A Rowland ring of mean radius 15 cm has 3500 turns of wire wound on a ferromagnetic core of relative permeability 800. What is the magnetic field B in the core for a magnetising current of 1.2 A?

A magnetic dipole is under the influence of two magnetic fields. The angle between the field directions is 60°, and one of the fields has a magnitude of 1.2 × 10^–2 T. If the dipole comes to stable equilibrium at an angle of 15° with this field, what is the magnitude of the other field?

A monoenergetic (18 keV) electron beam initially in the horizontal direction is subjected to a horizontal magnetic field of 0.04 G normal to the initial direction.
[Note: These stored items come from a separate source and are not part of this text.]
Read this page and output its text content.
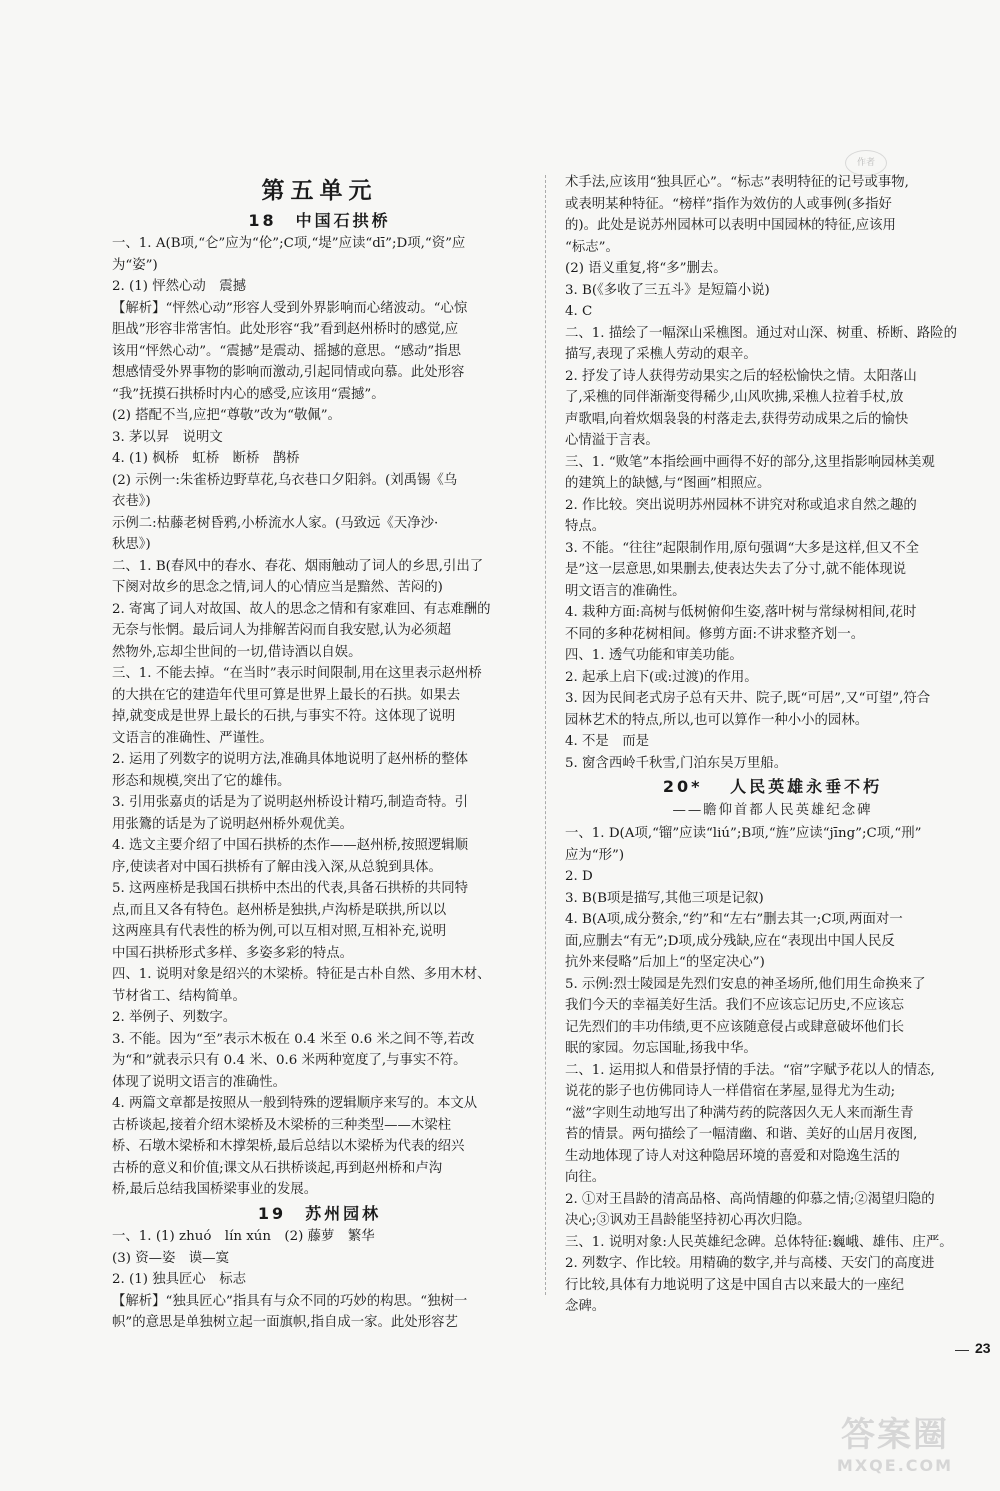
作者
第五单元
18　中国石拱桥
一、1. A(B项,“仑”应为“伦”;C项,“堤”应读“dī”;D项,“资”应
为“姿”)
2. (1) 怦然心动　震撼
【解析】“怦然心动”形容人受到外界影响而心绪波动。“心惊
胆战”形容非常害怕。此处形容“我”看到赵州桥时的感觉,应
该用“怦然心动”。“震撼”是震动、摇撼的意思。“感动”指思
想感情受外界事物的影响而激动,引起同情或向慕。此处形容
“我”抚摸石拱桥时内心的感受,应该用“震撼”。
(2) 搭配不当,应把“尊敬”改为“敬佩”。
3. 茅以昇　说明文
4. (1) 枫桥　虹桥　断桥　鹊桥
(2) 示例一:朱雀桥边野草花,乌衣巷口夕阳斜。(刘禹锡《乌
衣巷》)
示例二:枯藤老树昏鸦,小桥流水人家。(马致远《天净沙·
秋思》)
二、1. B(春风中的春水、春花、烟雨触动了词人的乡思,引出了
下阕对故乡的思念之情,词人的心情应当是黯然、苦闷的)
2. 寄寓了词人对故国、故人的思念之情和有家难回、有志难酬的
无奈与怅惘。最后词人为排解苦闷而自我安慰,认为必须超
然物外,忘却尘世间的一切,借诗酒以自娱。
三、1. 不能去掉。“在当时”表示时间限制,用在这里表示赵州桥
的大拱在它的建造年代里可算是世界上最长的石拱。如果去
掉,就变成是世界上最长的石拱,与事实不符。这体现了说明
文语言的准确性、严谨性。
2. 运用了列数字的说明方法,准确具体地说明了赵州桥的整体
形态和规模,突出了它的雄伟。
3. 引用张嘉贞的话是为了说明赵州桥设计精巧,制造奇特。引
用张鷟的话是为了说明赵州桥外观优美。
4. 选文主要介绍了中国石拱桥的杰作——赵州桥,按照逻辑顺
序,使读者对中国石拱桥有了解由浅入深,从总貌到具体。
5. 这两座桥是我国石拱桥中杰出的代表,具备石拱桥的共同特
点,而且又各有特色。赵州桥是独拱,卢沟桥是联拱,所以以
这两座具有代表性的桥为例,可以互相对照,互相补充,说明
中国石拱桥形式多样、多姿多彩的特点。
四、1. 说明对象是绍兴的木梁桥。特征是古朴自然、多用木材、
节材省工、结构简单。
2. 举例子、列数字。
3. 不能。因为“至”表示木板在 0.4 米至 0.6 米之间不等,若改
为“和”就表示只有 0.4 米、0.6 米两种宽度了,与事实不符。
体现了说明文语言的准确性。
4. 两篇文章都是按照从一般到特殊的逻辑顺序来写的。本文从
古桥谈起,接着介绍木梁桥及木梁桥的三种类型——木梁柱
桥、石墩木梁桥和木撑架桥,最后总结以木梁桥为代表的绍兴
古桥的意义和价值;课文从石拱桥谈起,再到赵州桥和卢沟
桥,最后总结我国桥梁事业的发展。
19　苏州园林
一、1. (1) zhuó　lín xún　(2) 藤萝　繁华
(3) 资—姿　谟—寞
2. (1) 独具匠心　标志
【解析】“独具匠心”指具有与众不同的巧妙的构思。“独树一
帜”的意思是单独树立起一面旗帜,指自成一家。此处形容艺
术手法,应该用“独具匠心”。“标志”表明特征的记号或事物,
或表明某种特征。“榜样”指作为效仿的人或事例(多指好
的)。此处是说苏州园林可以表明中国园林的特征,应该用
“标志”。
(2) 语义重复,将“多”删去。
3. B(《多收了三五斗》是短篇小说)
4. C
二、1. 描绘了一幅深山采樵图。通过对山深、树重、桥断、路险的
描写,表现了采樵人劳动的艰辛。
2. 抒发了诗人获得劳动果实之后的轻松愉快之情。太阳落山
了,采樵的同伴渐渐变得稀少,山风吹拂,采樵人拉着手杖,放
声歌唱,向着炊烟袅袅的村落走去,获得劳动成果之后的愉快
心情溢于言表。
三、1. “败笔”本指绘画中画得不好的部分,这里指影响园林美观
的建筑上的缺憾,与“图画”相照应。
2. 作比较。突出说明苏州园林不讲究对称或追求自然之趣的
特点。
3. 不能。“往往”起限制作用,原句强调“大多是这样,但又不全
是”这一层意思,如果删去,使表达失去了分寸,就不能体现说
明文语言的准确性。
4. 栽种方面:高树与低树俯仰生姿,落叶树与常绿树相间,花时
不同的多种花树相间。修剪方面:不讲求整齐划一。
四、1. 透气功能和审美功能。
2. 起承上启下(或:过渡)的作用。
3. 因为民间老式房子总有天井、院子,既“可居”,又“可望”,符合
园林艺术的特点,所以,也可以算作一种小小的园林。
4. 不是　而是
5. 窗含西岭千秋雪,门泊东吴万里船。
20* 　人民英雄永垂不朽
——瞻仰首都人民英雄纪念碑
一、1. D(A项,“镏”应读“liú”;B项,“旌”应读“jīng”;C项,“刑”
应为“形”)
2. D
3. B(B项是描写,其他三项是记叙)
4. B(A项,成分赘余,“约”和“左右”删去其一;C项,两面对一
面,应删去“有无”;D项,成分残缺,应在“表现出中国人民反
抗外来侵略”后加上“的坚定决心”)
5. 示例:烈士陵园是先烈们安息的神圣场所,他们用生命换来了
我们今天的幸福美好生活。我们不应该忘记历史,不应该忘
记先烈们的丰功伟绩,更不应该随意侵占或肆意破坏他们长
眠的家园。勿忘国耻,扬我中华。
二、1. 运用拟人和借景抒情的手法。“宿”字赋予花以人的情态,
说花的影子也仿佛同诗人一样借宿在茅屋,显得尤为生动;
“滋”字则生动地写出了种满芍药的院落因久无人来而渐生青
苔的情景。两句描绘了一幅清幽、和谐、美好的山居月夜图,
生动地体现了诗人对这种隐居环境的喜爱和对隐逸生活的
向往。
2. ①对王昌龄的清高品格、高尚情趣的仰慕之情;②渴望归隐的
决心;③讽劝王昌龄能坚持初心再次归隐。
三、1. 说明对象:人民英雄纪念碑。总体特征:巍峨、雄伟、庄严。
2. 列数字、作比较。用精确的数字,并与高楼、天安门的高度进
行比较,具体有力地说明了这是中国自古以来最大的一座纪
念碑。
23
答案圈
MXQE.COM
Estimate the up or down deflection of the beam over a distance of 30 cm (m_e = 9.11 × 10^–31 kg). [Note: Data in this exercise are so chosen that the answer will give you an idea of the effect of earth’s magnetic field on the motion of the electron beam from the electron gun to the screen in a TV set.]

A sample of paramagnetic salt contains 2.0 × 10²⁴ atomic dipoles each of dipole moment 1.5 × 10^–23 J T^–1. The sample is placed under a homogeneous magnetic field of 0.64 T, and cooled to a temperature of 4.2 K. The degree of magnetic saturation achieved is equal to 15%. What is the total dipole moment of the sample for a magnetic field of 0.98 T and a temperature of 2.8 K? (Assume Curie’s law)

The magnetic moment vectors μ_s and μ_l associated with the intrinsic spin angular momentum S and orbital angular momentum l, respectively, of an electron are predicted by quantum theory (and verified experimentally to a high accuracy) to be given by:

μ_s = – (e/m) S,

μ_l = – (e/2m)l

Which of these relations is in accordance with the result expected classically? Outline the derivation of the classical result.